Em junho de 2026, o cenário ruiu: a Justiça anulou o contrato bilionário entre a administração municipal e o Consórcio Limpa Gyn. O negócio, estimado inicialmente em R$ 470 milhões, agora enfrenta o bombardeio de pelo menos sete processos judiciais concomitantes. No centro da disputa está a dignidade do goianiense, que assiste ao encarecimento de um serviço essencial enquanto caminha por calçadas negligenciadas.

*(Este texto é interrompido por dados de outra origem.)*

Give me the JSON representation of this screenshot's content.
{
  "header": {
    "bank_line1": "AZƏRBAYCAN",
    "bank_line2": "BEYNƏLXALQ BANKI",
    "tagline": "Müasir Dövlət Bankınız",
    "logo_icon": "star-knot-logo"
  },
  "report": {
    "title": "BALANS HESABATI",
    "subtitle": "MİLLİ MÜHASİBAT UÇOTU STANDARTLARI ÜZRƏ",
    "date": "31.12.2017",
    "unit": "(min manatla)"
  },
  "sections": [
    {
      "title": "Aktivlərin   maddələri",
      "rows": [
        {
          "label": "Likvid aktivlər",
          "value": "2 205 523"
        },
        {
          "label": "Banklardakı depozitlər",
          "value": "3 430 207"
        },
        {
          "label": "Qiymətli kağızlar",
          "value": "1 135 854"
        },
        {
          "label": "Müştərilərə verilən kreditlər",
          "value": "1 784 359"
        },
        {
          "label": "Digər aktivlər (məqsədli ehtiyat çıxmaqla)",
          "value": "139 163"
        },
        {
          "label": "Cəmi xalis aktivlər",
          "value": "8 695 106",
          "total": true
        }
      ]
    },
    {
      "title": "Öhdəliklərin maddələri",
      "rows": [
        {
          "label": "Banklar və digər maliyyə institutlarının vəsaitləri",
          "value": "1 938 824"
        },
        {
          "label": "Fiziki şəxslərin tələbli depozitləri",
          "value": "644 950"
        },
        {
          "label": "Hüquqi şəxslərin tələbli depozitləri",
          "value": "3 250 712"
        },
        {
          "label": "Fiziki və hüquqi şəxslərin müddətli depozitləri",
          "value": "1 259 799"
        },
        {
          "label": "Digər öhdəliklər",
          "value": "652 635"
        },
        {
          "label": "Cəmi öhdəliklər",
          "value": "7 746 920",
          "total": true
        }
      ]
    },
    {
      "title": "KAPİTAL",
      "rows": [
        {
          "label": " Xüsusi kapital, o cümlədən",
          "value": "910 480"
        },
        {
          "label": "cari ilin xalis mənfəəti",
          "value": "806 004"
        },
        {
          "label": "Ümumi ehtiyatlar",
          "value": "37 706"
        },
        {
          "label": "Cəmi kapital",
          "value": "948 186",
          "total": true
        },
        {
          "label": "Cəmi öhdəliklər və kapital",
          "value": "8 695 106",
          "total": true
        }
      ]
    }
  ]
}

O imbróglio começou a se desenhar quando o consórcio privado assumiu o serviço sob a promessa de modernização. No entanto, logo se descobriu que tarefas básicas do cotidiano — como varrição manual, poda de árvores, troca de lâmpadas, limpeza de bueiros e jardinagem — ficaram de fora do escopo de atuação do grupo privado. O cidadão, portanto, continuou órfão do zelo básico em sua porta.
Mesmo com um serviço que deixava lacunas visíveis na rotina dos bairros, a máquina pública continuou a girar suas engrenagens financeiras. Em março de 2026, a gestão do prefeito Sandro Mabel concedeu um aditivo de R$ 20 milhões ao contrato de coleta de lixo. Pouco depois, no mesmo mês, o município estendeu a parceria com a concessionária por mais dois anos, garantindo a sobrevivência de um arranjo que já cambaleava sob críticas.
Para quem vive contando moedas para fechar o orçamento familiar nas periferias de Goiânia, a facilidade com que dezenas de milhões de reais são repactuados causa um incômodo ético profundo. A limpeza urbana, que deveria ser um direito básico indiscutível, virou um ralo financeiro de proporções titânicas.
A aparente calmaria contratual foi pulverizada pela recente decisão judicial que determinou a anulação do vínculo com a Limpa Gyn. Esse nocaute jurídico não ocorre no vácuo. Ele é o ápice de uma série de questionamentos que já haviam levado a Câmara Municipal a instalar uma comissão especial, ainda no segundo semestre de 2025, para esquadrinhar as entranhas desses contratos.
A pressão também vem dos órgãos de controle técnico. Em um movimento paralelo, o Tribunal de Contas dos Municípios (TCM) deu um ultimato de 90 dias para que a prefeitura instale balanças na coleta seletiva e altere radicalmente a metodologia de medição dos resíduos. A suspeita implícita é de que o pagador de impostos goianiense esteja pagando por um peso fantasma, sem a devida comprovação do que é de fato recolhido.
A falta de transparência na pesagem do lixo é o sintoma mais agudo de uma gestão que parece ter perdido o controle de suas planilhas. Quando o poder público não consegue sequer pesar com exatidão o que coleta, abre-se uma avenida para o desperdício de recursos que deveriam abastecer postos de saúde e escolas de tempo integral.
O jornalismo corajoso não pode se calar diante do absurdo de ver milhões escoarem enquanto a população padece com a falta de assistência básica. Como repórter que já viu de tudo nesta capital, sei que a sujeira nas ruas não é apenas um problema estético; é um vetor de doenças, um convite ao desespero urbano e a prova cabal de que a prioridade fiscal muitas vezes ignora a realidade humana.
A anulação do contrato joga Goiânia em uma perigosa incerteza operacional. Como será feita a coleta nos próximos meses? Teremos novos contratos emergenciais costurados às pressas nos gabinetes? O que se espera, agora, é que a justiça prevaleça e que o dinheiro do trabalhador goiano pare de alimentar contratos que não sobrevivem a uma auditoria séria.